Я кричу, преувеличенно жестикулирую, изображаю отвращение, чтобы скрыть волнение. Да и могла ли я холодно встретиться с товарищем, с которым проработала на сцене более шести лет, увидеть его снова в этом знакомом окружении – гримуборной, выгороженной за кулисами временными стенками из неструганых досок? «Эдем» – это бывший цирк, который давно уже утратил запах конюшен и тёплой соломенной подстилки. Теперь это помещение сдают то под киносъёмки, то под кафе-варьете, то под театральные спектакли, ни один из его временных владельцев и в мыслях не имел сделать это помещение хоть немного более комфортабельным, хоть как-то украсить его. В этот вечер Браг между двумя кинофильмами играл там пантомиму «Чары», что является всего лишь переделкой нашего старого номера «Превосходство», несколько изменённого, который Браг, так сказать, приперчил эротическими танцами со вставленным эпизодом «Чёрной мессы» и обновлёнными декорациями. Юная Карменсита, которая сменила меня в этой пантомиме, красуется чёрным силуэтом на оранжевой афише, афише Рене Нере, но публика не вникает в такие мелочи… Тем не менее я поймала себя на том, что ищу над порталом «Эдема» своё имя в освещённой бегущей строке, и, открыв дверь в гримуборную Брага, с трудом подавила в себе ревнивое чувство партнёра, которого предали…

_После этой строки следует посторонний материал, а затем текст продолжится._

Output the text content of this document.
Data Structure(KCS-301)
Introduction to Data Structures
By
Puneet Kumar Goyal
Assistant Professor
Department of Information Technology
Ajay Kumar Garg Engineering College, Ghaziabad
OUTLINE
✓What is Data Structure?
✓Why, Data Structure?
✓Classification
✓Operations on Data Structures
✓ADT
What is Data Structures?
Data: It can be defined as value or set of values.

Ведь он теперь «лицедействует» без меня, он, который был моим учителем, моим честным и строгим другом, выступает с другой… Сожалеет ли он, что меня с ним нет? От слезы ли или от лиловой подводки глаз так блестит его чёрный взгляд? Всё равно, правды он мне не скажет, и первые слова, которыми мы обмениваемся, звучат не без злой иронии: он называет меня Золотой Крысой из-за того наследства, что я получила от Марго, а я его – Знаменитым Мимом из-за афиши, которую он в своё время сам для себя сочинил… Но наша радость, вполне реальная, выражается в смехе, в дурашливых звуках, когда-то ритуальных– «У-ха-ха!» английского клоуна, на которое ответом служит мурлыканье влюблённой киски, – в дружеских похлопываниях по плечу, которые умеряют мою ревнивую дрожь. Динамо-машины, что под нашими ногами, беспрестанно гудят и распространяют, помимо невыносимой жары, запах угля и машинного масла. В гримуборной Брага царит жар и дух котельной – я распахиваю пальто.